Bize göre İbn Âşûr’un, âyeti herhangi bir özel iş ve ibadetle sınırlamadan, “Önemli işlerden birini tamamlayınca ardından başka bir işe yönel ki böylece bütün vakitlerini önemli işlerle değerlendirmiş olasın” şeklindeki açıklaması isabetli görünmektedir (XXX, 416-417).
Bu yoruma göre âyette Resûlullah’a ve onun şahsında Müslümanlara bütün vakitlerini hayırlı ve yararlı faaliyetlerle değerlendirmeleri, ibadet, dua, tebliğ ve irşad gibi dinî faaliyetlerin de; çalışma, üretme, öğrenme-öğretme, yardımlaşma ve dayanışma gibi dünyevî faaliyetlerin de hakkını vermeleri istenilmiştir. Son âyette ise kişinin, gerek çalışmasında gerekse ibadetinde yalnız Allah’a yönelmesi, her işini öncelikle O’nun rızasını gözeterek yapması, ne diliyorsa O’ndan dilemesi, ne istiyorsa O’ndan istemesi emredilmiştir.(Kur'an Yolu Tefsiri Cilt:5 Sayfa:643-644)

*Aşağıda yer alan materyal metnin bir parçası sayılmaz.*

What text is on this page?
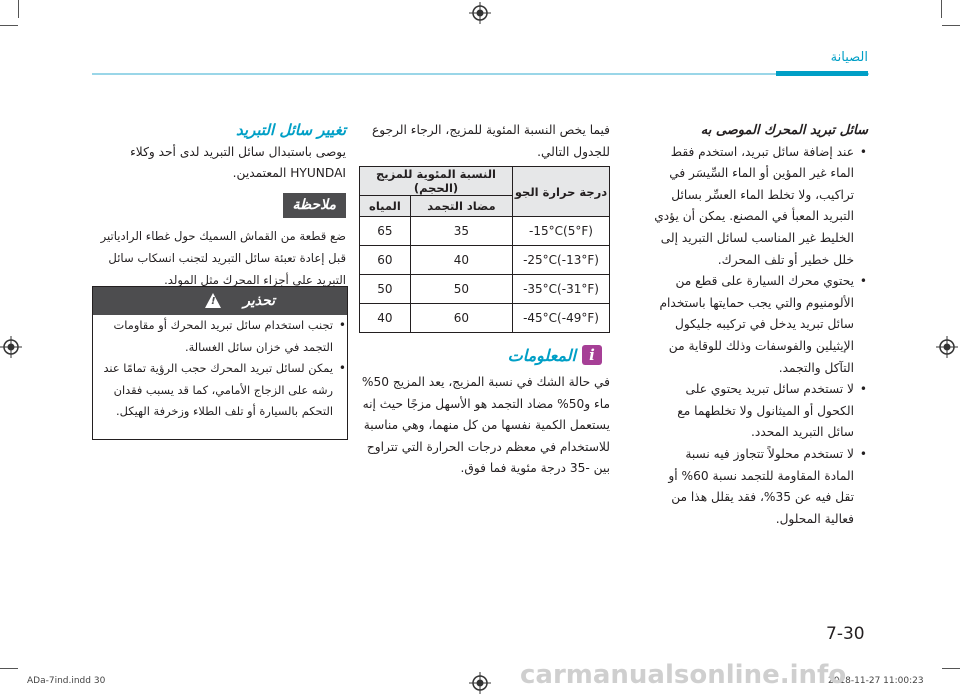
الصيانة

سائل تبريد المحرك الموصى به

• عند إضافة سائل تبريد، استخدم فقط الماء غير المؤين أو الماء السِّيسَر في تراكيب، ولا تخلط الماء العسِّر بسائل التبريد المعبأ في المصنع. يمكن أن يؤدي الخليط غير المناسب لسائل التبريد إلى خلل خطير أو تلف المحرك.
• يحتوي محرك السيارة على قطع من الألومنيوم والتي يجب حمايتها باستخدام سائل تبريد يدخل في تركيبه جليكول الإيثيلين والفوسفات وذلك للوقاية من التآكل والتجمد.
• لا تستخدم سائل تبريد يحتوي على الكحول أو الميثانول ولا تخلطهما مع سائل التبريد المحدد.
• لا تستخدم محلولاً تتجاوز فيه نسبة المادة المقاومة للتجمد نسبة 60% أو تقل فيه عن 35%، فقد يقلل هذا من فعالية المحلول.

فيما يخص النسبة المئوية للمزيج، الرجاء الرجوع للجدول التالي.

درجة حرارة الجو	النسبة المئوية للمزيج (الحجم)	
	مضاد التجمد	المياه
-15°C(5°F)	35	65
-25°C(-13°F)	40	60
-35°C(-31°F)	50	50
-45°C(-49°F)	60	40
i
المعلومات

في حالة الشك في نسبة المزيج، يعد المزيج 50% ماء و50% مضاد التجمد هو الأسهل مزجًا حيث إنه يستعمل الكمية نفسها من كل منهما، وهي مناسبة للاستخدام في معظم درجات الحرارة التي تتراوح بين -35 درجة مئوية فما فوق.

تغيير سائل التبريد

يوصى باستبدال سائل التبريد لدى أحد وكلاء HYUNDAI المعتمدين.

ملاحظة

ضع قطعة من القماش السميك حول غطاء الرادياتير قبل إعادة تعبئة سائل التبريد لتجنب انسكاب سائل التبريد على أجزاء المحرك مثل المولد.

! تحذير
• تجنب استخدام سائل تبريد المحرك أو مقاومات التجمد في خزان سائل الغسالة.
• يمكن لسائل تبريد المحرك حجب الرؤية تمامًا عند رشه على الزجاج الأمامي، كما قد يسبب فقدان التحكم بالسيارة أو تلف الطلاء وزخرفة الهيكل.
7-30
ADa-7ind.indd 30	2018-11-27 11:00:23
carmanualsonline.info
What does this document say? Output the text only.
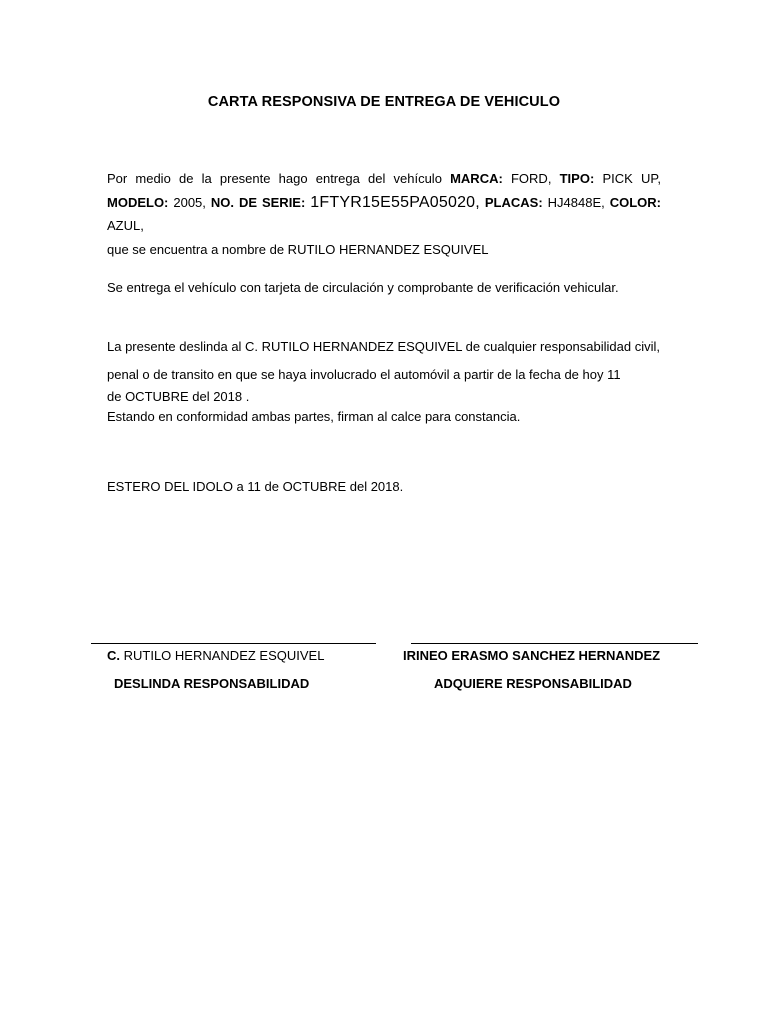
CARTA RESPONSIVA DE ENTREGA DE VEHICULO
Por medio de la presente hago entrega del vehículo MARCA: FORD, TIPO: PICK UP,
MODELO: 2005, NO. DE SERIE: 1FTYR15E55PA05020, PLACAS: HJ4848E, COLOR: AZUL,
que se encuentra a nombre de RUTILO HERNANDEZ ESQUIVEL
Se entrega el vehículo con tarjeta de circulación y comprobante de verificación vehicular.
La presente deslinda al C. RUTILO HERNANDEZ ESQUIVEL de cualquier responsabilidad civil,
penal o de transito en que se haya involucrado el automóvil a partir de la fecha de hoy 11
de OCTUBRE del 2018 .
Estando en conformidad ambas partes, firman al calce para constancia.
ESTERO DEL IDOLO a 11 de OCTUBRE del 2018.
C. RUTILO HERNANDEZ ESQUIVEL	IRINEO ERASMO SANCHEZ HERNANDEZ
DESLINDA RESPONSABILIDAD	ADQUIERE RESPONSABILIDAD
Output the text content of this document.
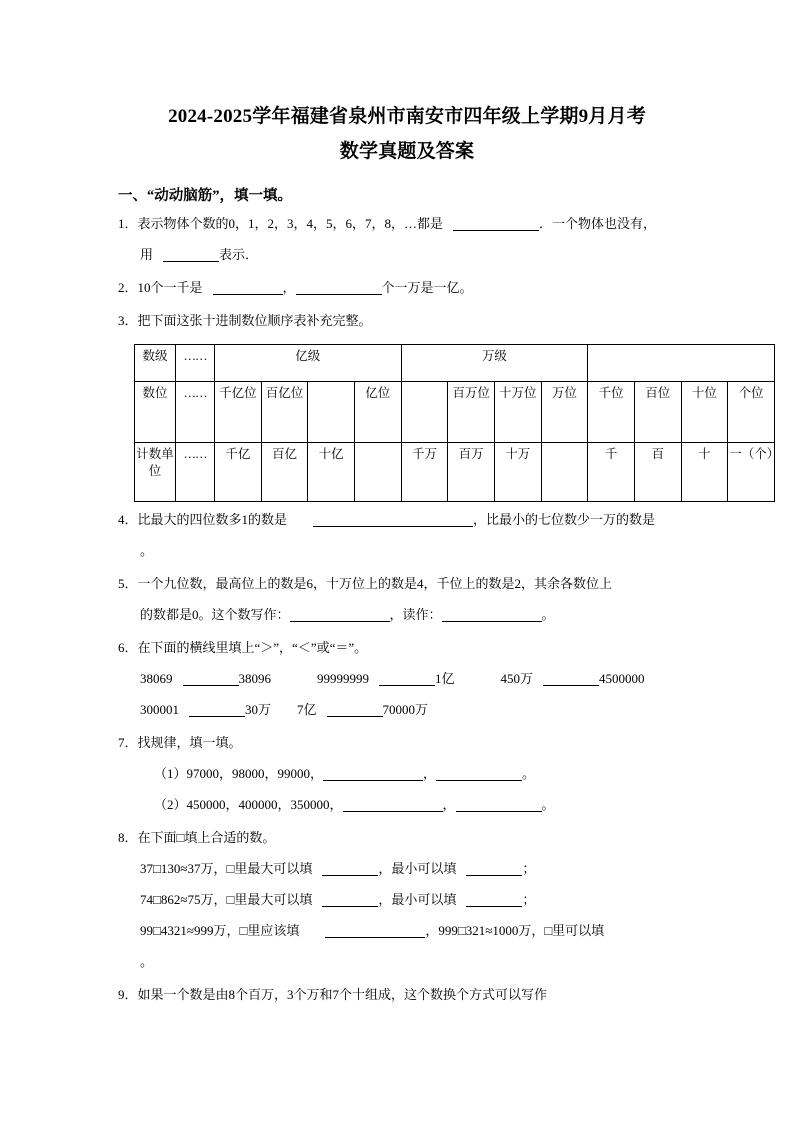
2024-2025学年福建省泉州市南安市四年级上学期9月月考
数学真题及答案
一、“动动脑筋”，填一填。
1．表示物体个数的0，1，2，3，4，5，6，7，8，…都是	．一个物体也没有，
用	表示．
2．10个一千是	，	个一万是一亿。
3．把下面这张十进制数位顺序表补充完整。
数级	……	亿级				万级							
数位	……	千亿位	百亿位		亿位		百万位	十万位	万位	千位	百位	十位	个位
计数单位	……	千亿	百亿	十亿		千万	百万	十万		千	百	十	一（个）
4．比最大的四位数多1的数是	，比最小的七位数少一万的数是
。
5．一个九位数，最高位上的数是6，十万位上的数是4，千位上的数是2，其余各数位上
的数都是0。这个数写作：	，读作：	。
6．在下面的横线里填上“＞”，“＜”或“＝”。
38069	38096	99999999	1亿	450万	4500000
300001	30万 7亿	70000万
7．找规律，填一填。
（1）97000，98000，99000，	，	。
（2）450000，400000，350000，	，	。
8．在下面□填上合适的数。
37□130≈37万，□里最大可以填	，最小可以填	；
74□862≈75万，□里最大可以填	，最小可以填	；
99□4321≈999万，□里应该填	，999□321≈1000万，□里可以填
。
9．如果一个数是由8个百万，3个万和7个十组成，这个数换个方式可以写作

Zamahşeri, (Allah, rahmet etsin) "O halde önemli bir işi bitirince hemen diğerine koyul." ayetini şöyle tefsir etmiştir: "Şayet “Öyleyse, boş kaldın mı bir başka işe giriş” âyeti, öncesiyle nasıl bir ilgi bağı oluşturmaktadır?” dersen şöyle derim: Allah Teâlâ, Hz. Peygamber’e olan geçmiş nimetlerini ve yakın gelecekteki vaatlerini bir bir sayınca onu şükretmeye, ibadet konusunda gayretkeşliğe ve yorulmaya, o ibadetleri birbirine ekleyip bitiştirmeye ve ibadet vakitlerinden hiçbir vakti boş geçirmeme noktasında tutkulu olmaya motive etmiştir. Nitekim Hz. Peygamber bir ibadeti bitirince, hemen arkasından bir diğerini eklermiş.
İbn ‘Abbas’ın bu âyeti: “Namazı bitirince duaya yoğunlaş!”; Hasan-ı Basrî’nin: “Savaşı bitirince ibadete yoğunlaş!” ve Mücahid’inse: “Dünyevi işleri bitirince namaza dur!” şeklinde yorumladıkları rivayet edilmiştir.
Rivayete göre; Şa‘bî havaya taş atan bir adamı görmüş de ona: “Bu, iş bitiren kişinin emredildiği bir şey değil (iş gören kişinin bu tür boş işlerle uğraşması yakışık olmaz!)” Kişinin herhangi bir uğraş vermeksizin boş boş oturması veya dini ve dünyası konusunda kendisine gerekli olmayan mâlâyânî şeylerle meşgul olması, onun sığ görüşlü, zayıf akıllı ve gaflet içinde oluşundandır!” dediği rivayet edilmiştir.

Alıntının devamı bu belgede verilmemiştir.